Today, we learned in a big frontpage article in the business section of the Washington Post, that the defense budget is huge...

Bush is asking for $515 billion in 2009...  That's a 7.5% increase over the 2008 defense budget.  That's just a low-ball number, according to Fred Kaplan, over at Slate...  I like it.

Our defense spending next year will come closer to $713 billion...

This blindsided Wall Street, which consistently under-estimated the President's insistence on keeping defense spending high.  We're the world's policemen and the fact that Congress is totally in the pocket - or maybe in the wallet, to be more accurate - of the defense contractors...  

.  .  .  .  .

The analysts covering the defense contractors just added no value here...

They had us worried about program terminations, when the actual budget that came out didn't terminate a single program!

.  .  .  .  .

Now that the overall defense budget for 2009 is much bigger than the analysts thought, hey... do you mind if we try to make some money off of it?...

And we'll do that by exploiting one of the other big ways that analysts screw up...

.  .  .  .  .

The analysts know that the defense contractors are in bull-market mode...   But, if you're an analyst covering the defense contractors, you can't just say everything is a buy... You have to be more negative on something.  Otherwise, it just likes you're being rigorous...

Even though I think the most rigorous thing, in reality, would be to tell everybody to buy every defense stock...   they can't do that.  They can't just say everything's great...

Which leads us to Raytheon (RTN*)...  one of our favorite stocks on this show, and something owned by my charitable trust...

In fairness, I did schnitzel a little...  I schnitzelled a little RTN*... I cut it back, off the table...  but that's only because it had had such a great run.  My position in the stock was so big that it would have seemed piggish, and we know what happens to pigs who don't sell... 

.  .  .  .  .

The analyst at Goldman downgraded RTN*, based on the specifics of the company... they were worried about free cash flow.  But the specifics of the company have nothing to do with why RTN* works...

It went up, because the sector - as a whole - was strong...

Unfortunately, again, if you're an analyst, you can't just say that even the worst house in the defense neighborhood is better than the best house in pretty much any other neighborhood...

There are reasons to like RTN* specifically... like the fact that it's got the highest international sales in the group... and, on Mad Money, you know we're all about the international or, as we call it, ROW... rest of world...

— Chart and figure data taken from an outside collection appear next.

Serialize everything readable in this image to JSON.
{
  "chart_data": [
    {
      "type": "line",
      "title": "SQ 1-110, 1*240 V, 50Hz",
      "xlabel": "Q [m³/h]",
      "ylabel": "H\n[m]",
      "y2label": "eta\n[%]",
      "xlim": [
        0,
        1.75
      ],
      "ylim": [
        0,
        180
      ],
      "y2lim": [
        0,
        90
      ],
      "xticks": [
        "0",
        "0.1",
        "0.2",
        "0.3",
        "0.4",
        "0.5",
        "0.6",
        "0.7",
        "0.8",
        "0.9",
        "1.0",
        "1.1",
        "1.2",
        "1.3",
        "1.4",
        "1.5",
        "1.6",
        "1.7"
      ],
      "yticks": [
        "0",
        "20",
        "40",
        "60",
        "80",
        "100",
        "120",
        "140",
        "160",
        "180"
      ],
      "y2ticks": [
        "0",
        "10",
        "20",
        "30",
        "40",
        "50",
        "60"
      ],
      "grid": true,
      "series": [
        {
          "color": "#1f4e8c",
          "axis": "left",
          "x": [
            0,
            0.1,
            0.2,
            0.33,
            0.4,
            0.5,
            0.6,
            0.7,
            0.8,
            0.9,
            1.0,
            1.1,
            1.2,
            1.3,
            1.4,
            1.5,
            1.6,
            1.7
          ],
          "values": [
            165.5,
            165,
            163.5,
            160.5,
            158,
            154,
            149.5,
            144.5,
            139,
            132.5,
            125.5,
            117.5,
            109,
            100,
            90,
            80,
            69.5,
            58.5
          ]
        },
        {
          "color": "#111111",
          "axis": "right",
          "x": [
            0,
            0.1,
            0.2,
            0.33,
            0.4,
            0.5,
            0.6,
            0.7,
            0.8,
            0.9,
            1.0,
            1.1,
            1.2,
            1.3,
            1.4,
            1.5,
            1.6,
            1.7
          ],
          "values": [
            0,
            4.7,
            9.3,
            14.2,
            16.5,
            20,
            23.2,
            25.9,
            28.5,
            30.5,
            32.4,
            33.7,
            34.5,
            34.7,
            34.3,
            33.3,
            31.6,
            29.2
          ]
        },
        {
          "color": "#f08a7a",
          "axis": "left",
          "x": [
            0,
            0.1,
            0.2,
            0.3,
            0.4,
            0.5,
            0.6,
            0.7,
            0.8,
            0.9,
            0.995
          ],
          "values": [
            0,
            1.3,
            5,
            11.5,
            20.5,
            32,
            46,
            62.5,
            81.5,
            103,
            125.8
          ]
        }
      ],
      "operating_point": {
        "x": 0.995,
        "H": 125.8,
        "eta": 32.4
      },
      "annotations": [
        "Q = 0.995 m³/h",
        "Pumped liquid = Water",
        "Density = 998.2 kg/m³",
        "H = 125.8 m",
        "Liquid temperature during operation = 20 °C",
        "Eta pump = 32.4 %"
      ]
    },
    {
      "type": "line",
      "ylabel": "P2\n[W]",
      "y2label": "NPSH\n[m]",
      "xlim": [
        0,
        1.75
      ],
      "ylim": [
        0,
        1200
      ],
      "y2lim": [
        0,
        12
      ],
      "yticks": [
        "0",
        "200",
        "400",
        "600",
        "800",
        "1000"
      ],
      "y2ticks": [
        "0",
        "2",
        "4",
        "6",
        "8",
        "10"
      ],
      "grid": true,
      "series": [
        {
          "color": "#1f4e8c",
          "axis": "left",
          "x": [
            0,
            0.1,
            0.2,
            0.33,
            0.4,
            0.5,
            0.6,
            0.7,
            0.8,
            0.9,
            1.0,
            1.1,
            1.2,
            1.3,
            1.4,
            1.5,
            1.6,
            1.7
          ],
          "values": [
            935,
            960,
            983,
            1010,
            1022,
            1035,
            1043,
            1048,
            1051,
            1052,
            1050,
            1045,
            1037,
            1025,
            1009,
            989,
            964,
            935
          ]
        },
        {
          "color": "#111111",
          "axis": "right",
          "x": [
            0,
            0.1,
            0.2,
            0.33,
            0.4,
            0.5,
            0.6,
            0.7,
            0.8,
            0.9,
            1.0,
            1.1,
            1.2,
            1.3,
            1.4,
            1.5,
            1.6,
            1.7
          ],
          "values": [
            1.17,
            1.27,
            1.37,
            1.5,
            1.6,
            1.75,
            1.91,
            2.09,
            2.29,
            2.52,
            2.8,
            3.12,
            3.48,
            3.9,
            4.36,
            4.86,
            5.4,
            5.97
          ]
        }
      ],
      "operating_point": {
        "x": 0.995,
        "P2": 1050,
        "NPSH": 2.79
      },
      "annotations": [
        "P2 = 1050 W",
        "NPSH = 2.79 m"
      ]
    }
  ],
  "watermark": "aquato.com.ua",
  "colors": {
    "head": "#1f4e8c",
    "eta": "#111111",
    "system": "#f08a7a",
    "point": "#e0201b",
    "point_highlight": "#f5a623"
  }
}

But I think the best reason to like the stock is that it's not getting the love it deserves from the Street, and that gives you an opportunity to buy it lower than it should be.

.  .  .  .  .

The Bottom Line!:     The analysts just can't get national security right.  Only the press can... and I say that means buy Raytheon Co. (RTN*)... although, I wouldn't necessarily pull the trigger here, okay?...  Wait for a pullback.  It just went up on this "sell" to "hold"...  I think you can get RTN* for less.